As the new digital correspondent for ABC News in Pakistan and Afghanistan, Lila (BA 2002 University College) is responsible for diving in when news breaks in one of the most tumultuous parts of the world.
“I thrive on it,” Lila says. “I want to be the person on the scene; I want to be that guy who gets the call at 2 a.m. It’s an honour.”
Since he began the job in January, the calls have come thick and fast: in February, violent protests swept Afghanistan after U.S. troops burned copies of the Qur’an at the Bagram airbase north of Kabul; in March, an American soldier was accused of gunning down 16 Afghan civilians in the Panjwai district of Kandahar. Lila was on the scene in both cases, filing reports for all of ABC’s news divisions – the catch-all “digital correspondent” title means he reports on TV, on radio and online.
“I think the next year or two will be the most pivotal in that region in the last 10 years,” he says. As NATO forces continue to withdraw from Afghanistan, the Taliban is increasing its activity; the internal politics of Pakistan – a nuclear-armed nation – are heating up; and there’s talk of Western strikes against Iran over its purported nuclear program.
“So you’ve got all these fascinating things – from a journalistic standpoint – going on in the region. And I get to be right in the heart of it.”

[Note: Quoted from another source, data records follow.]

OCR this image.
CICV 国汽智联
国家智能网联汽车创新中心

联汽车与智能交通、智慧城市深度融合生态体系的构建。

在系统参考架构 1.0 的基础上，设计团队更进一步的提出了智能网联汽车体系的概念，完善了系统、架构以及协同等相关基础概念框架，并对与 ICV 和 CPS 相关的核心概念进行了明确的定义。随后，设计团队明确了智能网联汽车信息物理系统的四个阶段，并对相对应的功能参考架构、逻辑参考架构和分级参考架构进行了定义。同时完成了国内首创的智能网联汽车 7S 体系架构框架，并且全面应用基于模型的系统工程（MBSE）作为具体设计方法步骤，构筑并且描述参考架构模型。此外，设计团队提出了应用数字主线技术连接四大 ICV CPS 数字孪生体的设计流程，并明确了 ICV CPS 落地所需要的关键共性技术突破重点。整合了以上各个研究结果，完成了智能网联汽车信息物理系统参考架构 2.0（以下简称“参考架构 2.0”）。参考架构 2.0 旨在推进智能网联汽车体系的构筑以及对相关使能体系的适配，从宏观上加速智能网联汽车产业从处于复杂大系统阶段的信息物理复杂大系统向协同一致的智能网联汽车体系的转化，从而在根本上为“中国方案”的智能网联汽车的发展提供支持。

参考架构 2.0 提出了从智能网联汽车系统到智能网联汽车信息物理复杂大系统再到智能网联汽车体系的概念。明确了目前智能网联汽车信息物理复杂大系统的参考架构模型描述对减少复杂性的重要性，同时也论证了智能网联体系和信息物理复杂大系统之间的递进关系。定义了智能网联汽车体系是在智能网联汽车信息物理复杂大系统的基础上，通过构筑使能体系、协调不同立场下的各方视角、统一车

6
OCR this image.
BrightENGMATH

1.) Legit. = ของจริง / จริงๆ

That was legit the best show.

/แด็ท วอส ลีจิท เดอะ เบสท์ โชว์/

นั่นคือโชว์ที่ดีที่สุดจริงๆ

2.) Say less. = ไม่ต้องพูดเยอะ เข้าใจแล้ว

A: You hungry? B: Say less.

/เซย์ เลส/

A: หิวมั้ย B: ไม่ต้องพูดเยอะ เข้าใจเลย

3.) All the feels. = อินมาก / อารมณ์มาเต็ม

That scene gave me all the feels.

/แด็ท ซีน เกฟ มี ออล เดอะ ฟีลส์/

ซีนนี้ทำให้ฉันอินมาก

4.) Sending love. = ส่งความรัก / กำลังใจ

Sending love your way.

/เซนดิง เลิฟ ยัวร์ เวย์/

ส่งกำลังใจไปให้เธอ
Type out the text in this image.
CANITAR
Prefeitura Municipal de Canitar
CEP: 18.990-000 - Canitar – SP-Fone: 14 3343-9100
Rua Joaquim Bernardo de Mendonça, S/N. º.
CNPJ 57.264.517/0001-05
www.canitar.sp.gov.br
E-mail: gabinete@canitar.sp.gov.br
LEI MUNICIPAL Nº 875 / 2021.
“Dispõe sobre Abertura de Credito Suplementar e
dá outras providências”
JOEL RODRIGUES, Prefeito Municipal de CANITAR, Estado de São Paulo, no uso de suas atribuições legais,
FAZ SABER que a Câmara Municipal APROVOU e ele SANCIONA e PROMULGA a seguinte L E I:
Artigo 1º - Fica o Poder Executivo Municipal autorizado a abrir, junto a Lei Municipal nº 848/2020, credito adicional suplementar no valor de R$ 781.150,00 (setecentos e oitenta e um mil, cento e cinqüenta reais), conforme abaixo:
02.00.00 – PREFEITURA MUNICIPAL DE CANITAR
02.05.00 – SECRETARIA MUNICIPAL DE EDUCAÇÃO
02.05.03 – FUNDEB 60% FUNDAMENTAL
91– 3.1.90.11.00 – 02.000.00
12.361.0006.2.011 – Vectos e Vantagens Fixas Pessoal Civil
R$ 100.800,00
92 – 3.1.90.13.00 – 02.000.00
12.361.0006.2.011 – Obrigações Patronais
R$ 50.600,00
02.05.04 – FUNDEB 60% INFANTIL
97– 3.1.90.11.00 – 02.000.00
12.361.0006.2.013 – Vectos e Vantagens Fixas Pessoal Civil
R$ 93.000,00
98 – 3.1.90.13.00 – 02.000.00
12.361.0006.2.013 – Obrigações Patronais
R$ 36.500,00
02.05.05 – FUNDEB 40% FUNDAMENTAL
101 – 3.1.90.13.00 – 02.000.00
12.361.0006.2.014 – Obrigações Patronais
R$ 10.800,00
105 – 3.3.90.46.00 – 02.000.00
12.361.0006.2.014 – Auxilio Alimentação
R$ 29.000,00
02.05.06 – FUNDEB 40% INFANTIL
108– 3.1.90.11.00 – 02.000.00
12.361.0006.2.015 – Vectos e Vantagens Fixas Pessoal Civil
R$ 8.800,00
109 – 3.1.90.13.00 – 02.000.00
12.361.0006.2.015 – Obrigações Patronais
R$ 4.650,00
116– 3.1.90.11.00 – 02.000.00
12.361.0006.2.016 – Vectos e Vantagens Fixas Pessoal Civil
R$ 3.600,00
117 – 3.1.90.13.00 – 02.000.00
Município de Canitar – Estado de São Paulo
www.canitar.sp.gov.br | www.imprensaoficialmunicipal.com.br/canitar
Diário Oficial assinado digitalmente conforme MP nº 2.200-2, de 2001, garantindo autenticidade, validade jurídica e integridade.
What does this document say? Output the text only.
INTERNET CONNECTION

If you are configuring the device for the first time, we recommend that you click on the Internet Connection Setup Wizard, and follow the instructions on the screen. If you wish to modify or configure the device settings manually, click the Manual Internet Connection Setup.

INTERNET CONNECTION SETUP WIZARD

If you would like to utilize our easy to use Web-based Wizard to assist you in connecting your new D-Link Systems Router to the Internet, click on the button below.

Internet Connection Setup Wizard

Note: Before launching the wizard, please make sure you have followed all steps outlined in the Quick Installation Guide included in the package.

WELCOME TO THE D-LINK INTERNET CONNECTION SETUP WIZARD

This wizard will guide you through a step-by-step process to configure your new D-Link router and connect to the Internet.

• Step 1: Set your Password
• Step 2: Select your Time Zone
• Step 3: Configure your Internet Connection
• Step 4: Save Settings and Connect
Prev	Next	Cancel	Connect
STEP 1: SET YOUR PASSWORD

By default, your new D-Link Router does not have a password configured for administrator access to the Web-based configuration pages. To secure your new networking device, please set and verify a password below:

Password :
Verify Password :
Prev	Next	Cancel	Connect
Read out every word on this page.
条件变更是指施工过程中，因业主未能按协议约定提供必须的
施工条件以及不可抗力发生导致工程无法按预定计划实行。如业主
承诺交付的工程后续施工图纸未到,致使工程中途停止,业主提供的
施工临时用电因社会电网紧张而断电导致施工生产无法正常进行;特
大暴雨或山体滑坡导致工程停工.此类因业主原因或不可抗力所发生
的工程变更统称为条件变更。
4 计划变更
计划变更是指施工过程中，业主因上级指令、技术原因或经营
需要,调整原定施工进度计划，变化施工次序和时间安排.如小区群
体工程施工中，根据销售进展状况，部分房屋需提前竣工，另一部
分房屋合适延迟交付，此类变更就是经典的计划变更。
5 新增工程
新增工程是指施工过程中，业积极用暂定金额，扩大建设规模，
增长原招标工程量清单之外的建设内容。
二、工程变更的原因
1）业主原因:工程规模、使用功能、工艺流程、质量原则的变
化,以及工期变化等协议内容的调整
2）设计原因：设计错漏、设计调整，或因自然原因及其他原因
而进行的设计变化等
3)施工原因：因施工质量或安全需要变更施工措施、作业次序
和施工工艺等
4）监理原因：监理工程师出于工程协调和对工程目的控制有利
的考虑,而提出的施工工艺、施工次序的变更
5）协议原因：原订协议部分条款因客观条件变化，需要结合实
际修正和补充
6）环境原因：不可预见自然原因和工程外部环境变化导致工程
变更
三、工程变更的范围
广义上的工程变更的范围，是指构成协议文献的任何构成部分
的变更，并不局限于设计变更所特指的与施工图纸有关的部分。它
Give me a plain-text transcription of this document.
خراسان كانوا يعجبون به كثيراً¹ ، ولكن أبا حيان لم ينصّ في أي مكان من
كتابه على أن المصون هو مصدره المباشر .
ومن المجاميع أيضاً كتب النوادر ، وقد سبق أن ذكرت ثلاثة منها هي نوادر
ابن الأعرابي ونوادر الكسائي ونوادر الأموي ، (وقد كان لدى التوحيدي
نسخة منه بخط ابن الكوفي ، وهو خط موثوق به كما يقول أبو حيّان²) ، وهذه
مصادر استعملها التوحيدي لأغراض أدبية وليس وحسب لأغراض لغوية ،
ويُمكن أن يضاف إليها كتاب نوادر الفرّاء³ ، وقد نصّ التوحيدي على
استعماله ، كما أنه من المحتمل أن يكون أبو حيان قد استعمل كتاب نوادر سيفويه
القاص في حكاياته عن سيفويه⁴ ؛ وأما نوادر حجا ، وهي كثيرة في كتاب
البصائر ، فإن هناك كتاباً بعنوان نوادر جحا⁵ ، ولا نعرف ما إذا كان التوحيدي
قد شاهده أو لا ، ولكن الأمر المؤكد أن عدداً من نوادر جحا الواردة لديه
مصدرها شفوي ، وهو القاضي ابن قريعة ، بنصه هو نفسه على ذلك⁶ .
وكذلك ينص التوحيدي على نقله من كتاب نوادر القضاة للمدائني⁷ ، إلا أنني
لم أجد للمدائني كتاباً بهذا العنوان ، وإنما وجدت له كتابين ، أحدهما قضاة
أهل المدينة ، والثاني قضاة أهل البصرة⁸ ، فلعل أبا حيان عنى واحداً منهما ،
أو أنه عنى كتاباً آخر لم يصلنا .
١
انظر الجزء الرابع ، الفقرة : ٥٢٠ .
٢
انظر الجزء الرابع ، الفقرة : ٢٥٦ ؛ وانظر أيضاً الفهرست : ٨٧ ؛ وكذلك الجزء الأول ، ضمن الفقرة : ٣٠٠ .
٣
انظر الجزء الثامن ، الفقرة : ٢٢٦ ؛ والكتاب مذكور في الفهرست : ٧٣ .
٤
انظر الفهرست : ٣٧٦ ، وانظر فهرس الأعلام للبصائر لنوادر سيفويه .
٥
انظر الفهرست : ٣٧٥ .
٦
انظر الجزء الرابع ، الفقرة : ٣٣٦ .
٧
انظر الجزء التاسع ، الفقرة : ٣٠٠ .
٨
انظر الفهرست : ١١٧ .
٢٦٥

Born in Toronto to east African immigrant parents, Lila is fluent in English and Gujarati, can get by in Urdu and is learning Arabic. With his undergraduate degree in history and philosophy from οand a master of science in journalism from Columbia University, Lila quickly climbed the ranks in Canadian broadcasting – from Citytv to CBC News, where he became one of the youngest people ever to anchor The National. (He was also a producer for CBC and CTV prior to his on-air career.)
Lila has proved to be a versatile reporter, straddling print, television and digital media – in 2010 he live-Tweeted the annual hajj pilgrimage to Mecca. Now, as a Muslim Canadian working for an American company in South and Central Asia, he feels he’s in a position to increase understanding between an East and West that are often at odds.
“If I can stand in the middle and be part of the solution and get everyone to understand each other, I have to try,” he says. “I’ve lived my life on that bridge.”
The life of a foreign correspondent, however, isn’t non-stop action. A surprising amount of his time is spent at embassies trying to get travel visas – in countries not famous for the co-operativeness of their bureaucrats. But it pays off in frequent-flyer miles, he says with a laugh. “My goal is to have gold-tier status by the end of the year.”